- In a large bowl, combine mangos, bell pepper and onion.
- In another bowl, combine lime juice, oil, honey, salt and pepper to make dressing. Pour over salad and mix thoroughly. Arrange salad on four plates.
- Grill shrimp on the barbecue or boil until done.
- Place shrimp on top of mango salad in an attractive manner and garnish with fresh coriander.
CHEF’S SECRET
For a spicy touch, add a pinch of crushed chili or cayenne pepper to the vinaigrette.
- Vary the fruits by adding pineapple or papaya for different flavours.
- Incorporate diced avocados for extra creaminess.
- Garnish with roasted cashews or sesame seeds for an additional crunch.
- Serve this salad with a glass of dry and fruity white wine.
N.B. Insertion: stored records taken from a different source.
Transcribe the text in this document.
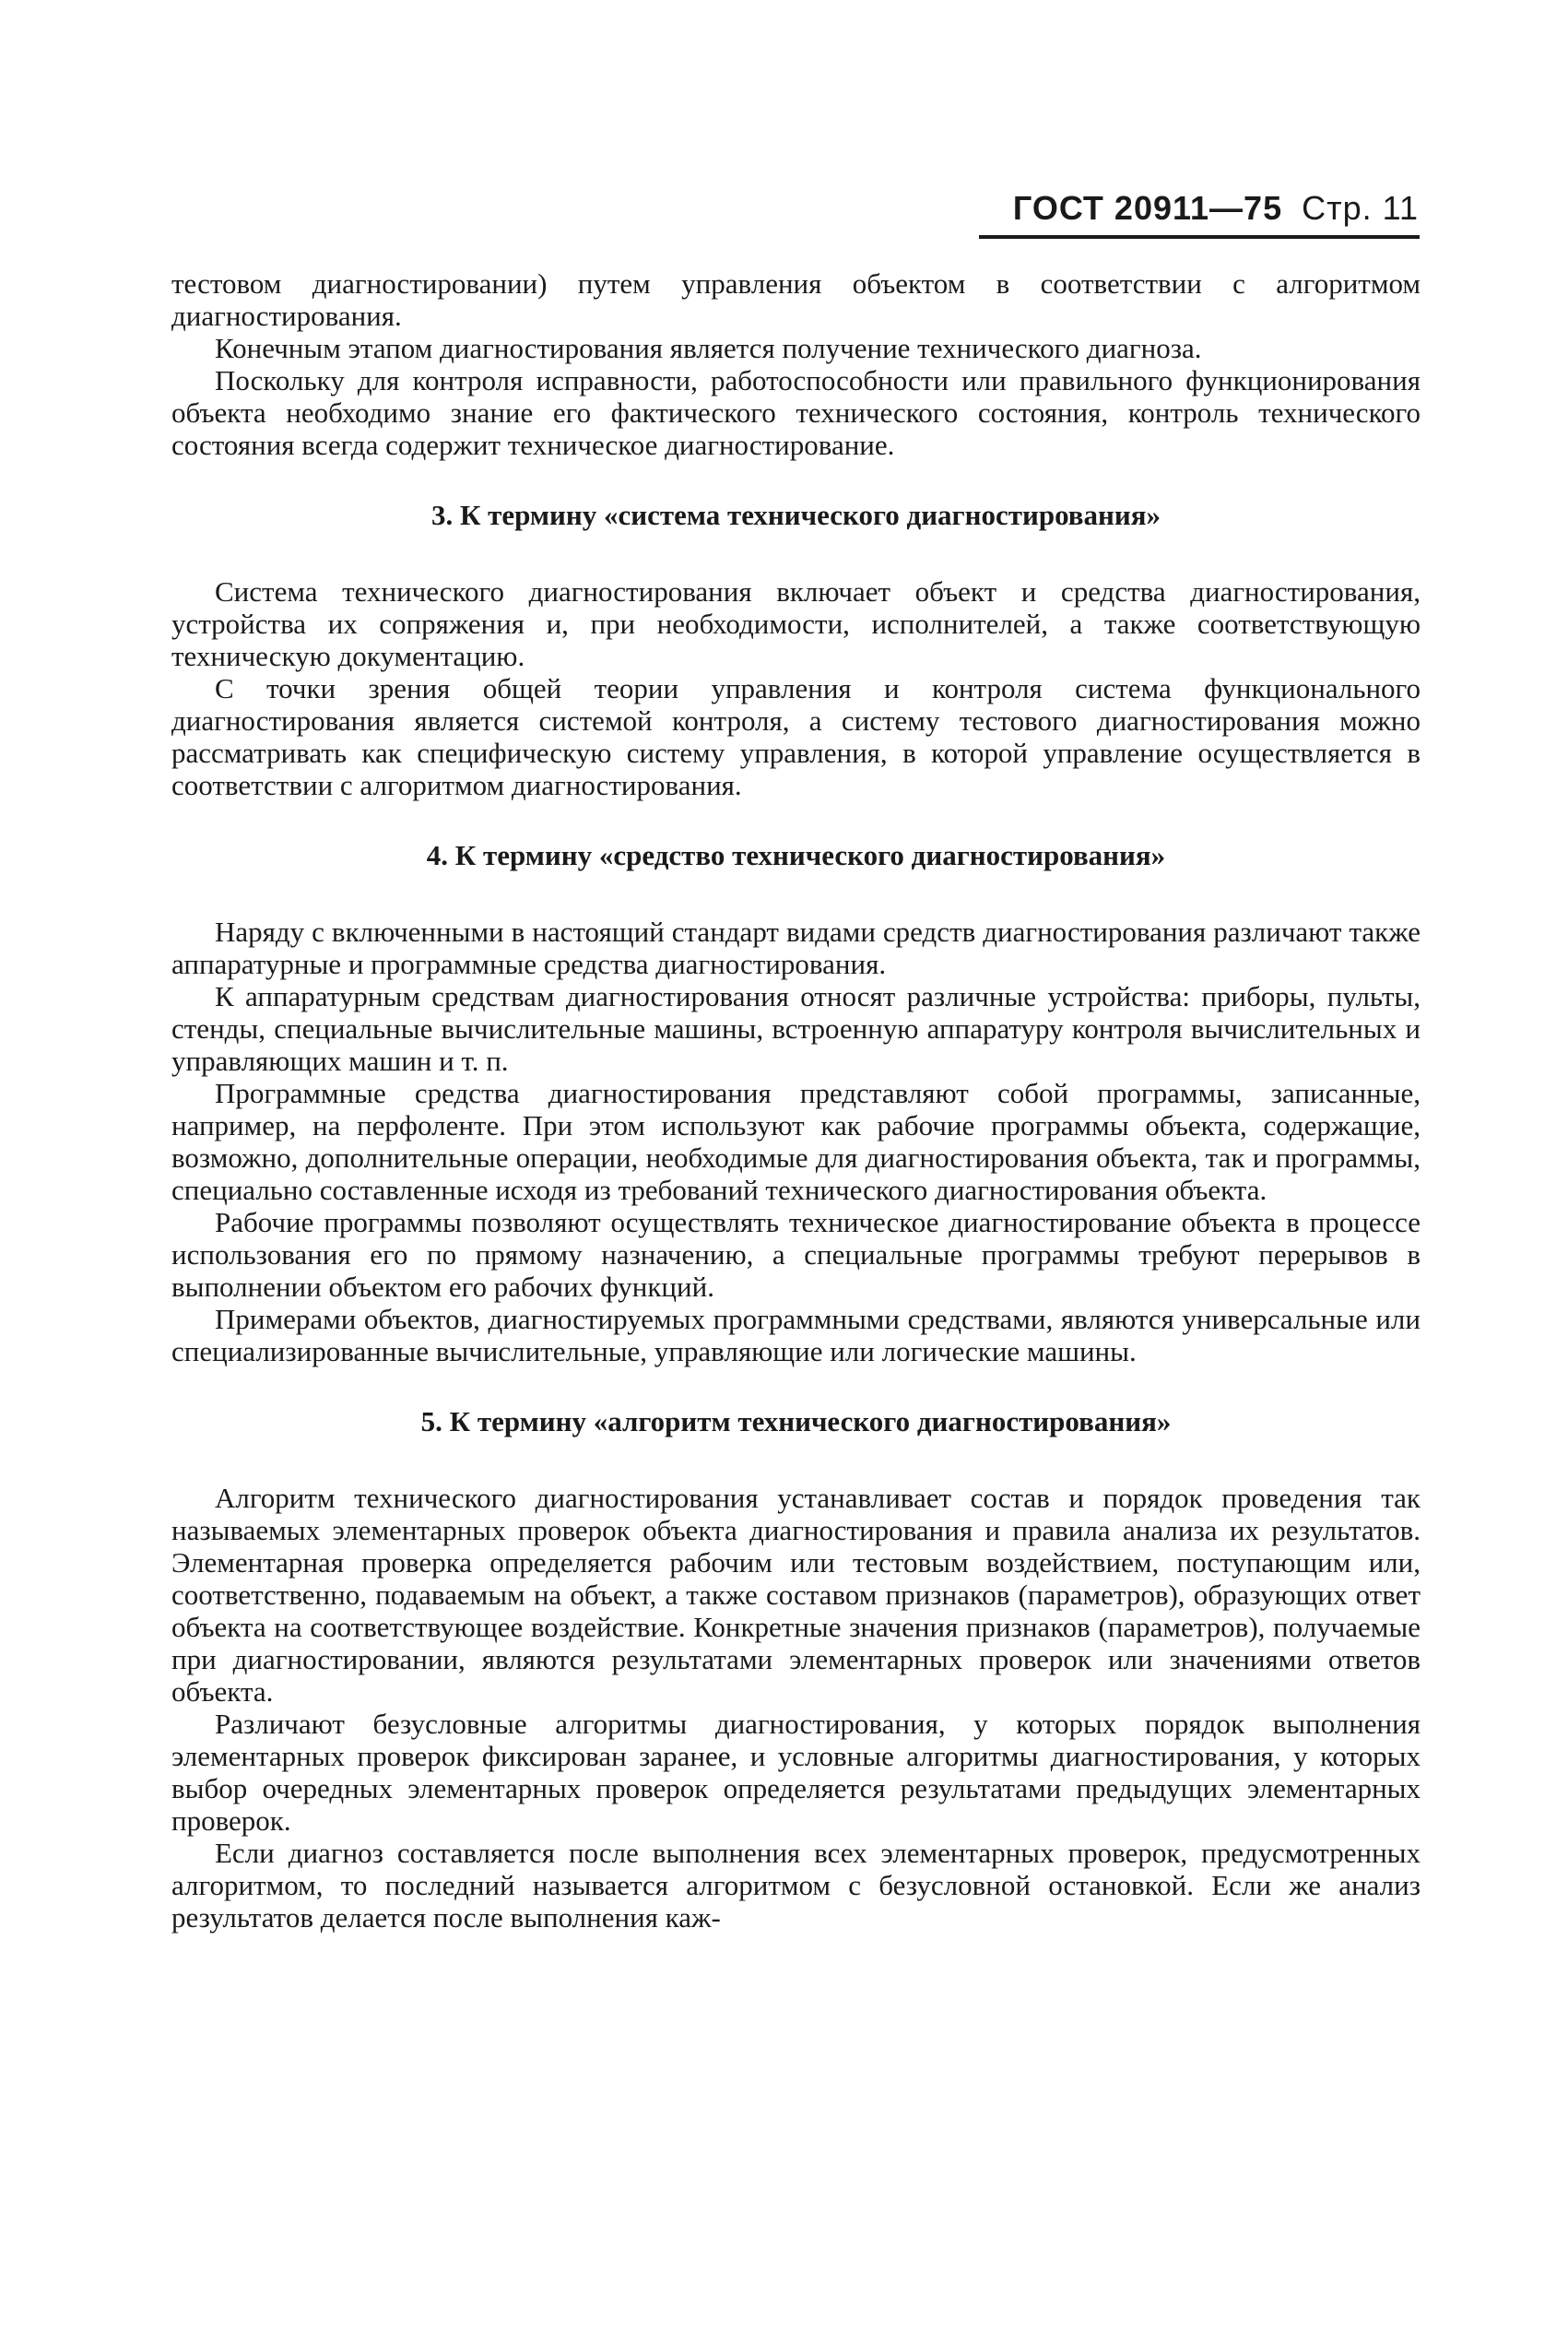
ГОСТ 20911—75 Стр. 11

тестовом диагностировании) путем управления объектом в соответствии с алгоритмом диагностирования.

Конечным этапом диагностирования является получение технического диагноза.

Поскольку для контроля исправности, работоспособности или правильного функционирования объекта необходимо знание его фактического технического состояния, контроль технического состояния всегда содержит техническое диагностирование.

3. К термину «система технического диагностирования»

Система технического диагностирования включает объект и средства диагностирования, устройства их сопряжения и, при необходимости, исполнителей, а также соответствующую техническую документацию.

С точки зрения общей теории управления и контроля система функционального диагностирования является системой контроля, а систему тестового диагностирования можно рассматривать как специфическую систему управления, в которой управление осуществляется в соответствии с алгоритмом диагностирования.

4. К термину «средство технического диагностирования»

Наряду с включенными в настоящий стандарт видами средств диагностирования различают также аппаратурные и программные средства диагностирования.

К аппаратурным средствам диагностирования относят различные устройства: приборы, пульты, стенды, специальные вычислительные машины, встроенную аппаратуру контроля вычислительных и управляющих машин и т. п.

Программные средства диагностирования представляют собой программы, записанные, например, на перфоленте. При этом используют как рабочие программы объекта, содержащие, возможно, дополнительные операции, необходимые для диагностирования объекта, так и программы, специально составленные исходя из требований технического диагностирования объекта.

Рабочие программы позволяют осуществлять техническое диагностирование объекта в процессе использования его по прямому назначению, а специальные программы требуют перерывов в выполнении объектом его рабочих функций.

Примерами объектов, диагностируемых программными средствами, являются универсальные или специализированные вычислительные, управляющие или логические машины.

5. К термину «алгоритм технического диагностирования»

Алгоритм технического диагностирования устанавливает состав и порядок проведения так называемых элементарных проверок объекта диагностирования и правила анализа их результатов. Элементарная проверка определяется рабочим или тестовым воздействием, поступающим или, соответственно, подаваемым на объект, а также составом признаков (параметров), образующих ответ объекта на соответствующее воздействие. Конкретные значения признаков (параметров), получаемые при диагностировании, являются результатами элементарных проверок или значениями ответов объекта.

Различают безусловные алгоритмы диагностирования, у которых порядок выполнения элементарных проверок фиксирован заранее, и условные алгоритмы диагностирования, у которых выбор очередных элементарных проверок определяется результатами предыдущих элементарных проверок.

Если диагноз составляется после выполнения всех элементарных проверок, предусмотренных алгоритмом, то последний называется алгоритмом с безусловной остановкой. Если же анализ результатов делается после выполнения каж-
This coriander, mango and shrimp salad is a fresh, exotic dish that blends sweet, tangy, and aromatic flavours. This quick, easy recipe is ideal for a summer meal or a light dinner. Ripe mangos, cut into pieces, bring a tropical sweetness and juicy texture, while strips of red bell pepper add crunch and colour.
Finely chopped red onion contrasts the sweet flavours of the fruit. The mix of lime juice, olive oil, and honey creates a light and fragrant vinaigrette, adding a tangy touch and subtle sweetness that blends perfectly with the ingredients in the salad.
The perfectly grilled shrimp are tender and flavourful and complement the fruit mix. Fresh coriander sprinkled on top adds aromatic dimension, making each bite even more delicious.